Et Vogel espère le peaufiner sur la voie rapide. Avant le match, il a assuré qu’il essaierait de garder les gros titres théoriques le plus longtemps possible sur la piste. Les engrenages sont séparés depuis bien plus longtemps que prévu et, face à la défense du titre, il est temps de graisser lors des marches forcées. André Drummond, aujourd’hui avec 11 points et 15 rebonds, doit continuer à internaliser les mécanismes tactiques, et Schröder (12 + 1 + 4), qui est revenu après avoir quitté les protocoles de santé et avec des hauts et des bas tout au long de la saison, a en mémoire de les fans un souvenir difficile à rééditer: les playoffs de Rajon Rondo.
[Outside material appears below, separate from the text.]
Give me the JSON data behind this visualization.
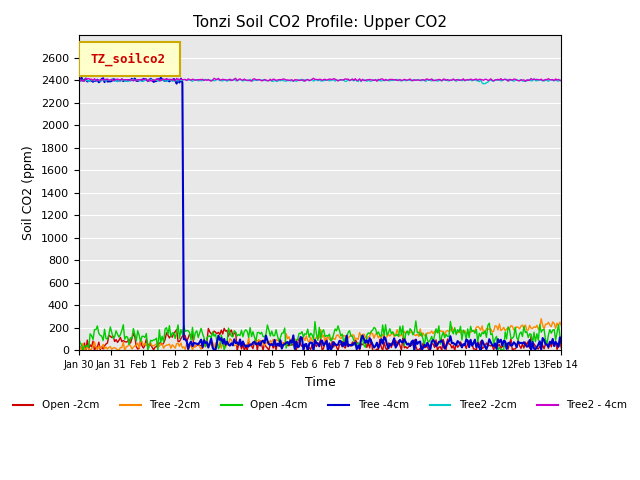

Le truc à propos de LeBron (24 + 7 + 8) et Davis (28 + 10 + 5) n’est qu’une question de temps.

Sans eux, ce n’est pas la même chose. Au début du deuxième quart, avec la deuxième unité sur la piste, la distance a été réduite comme de l’eau dans un conteneur fissuré, 38-40 à huit minutes restantes. Le retour de LeBron, en tant que micro-histoire de l’histoire de la saison, semblait y remédier, mais trois actions consécutives de LeVert, deux d’entre eux triplent, momentanément niés (cela finirait par être) la métaphore parfaite (46-49). Bénissez vos points, au fait. Si son retour, après tout ce qui s’est passé, était une formidable nouvelle, sa forme est incroyable. Avec les gros titres, en ce moment, ce n’est pas facile non plus. De très mauvaises décisions lors des dernières attaques, menées par LeBron, ont fait plus peur qu’elles ne le devraient dans les corps qui portaient aujourd’hui du blanc: un avantage maximum de 14 points a été gaspillé pour arriver avec ce score très serré à la fin. Un gouffre glissant qui, quand James est là, devient beaucoup plus sûr. Il est arrivé, demain on le saura si à temps.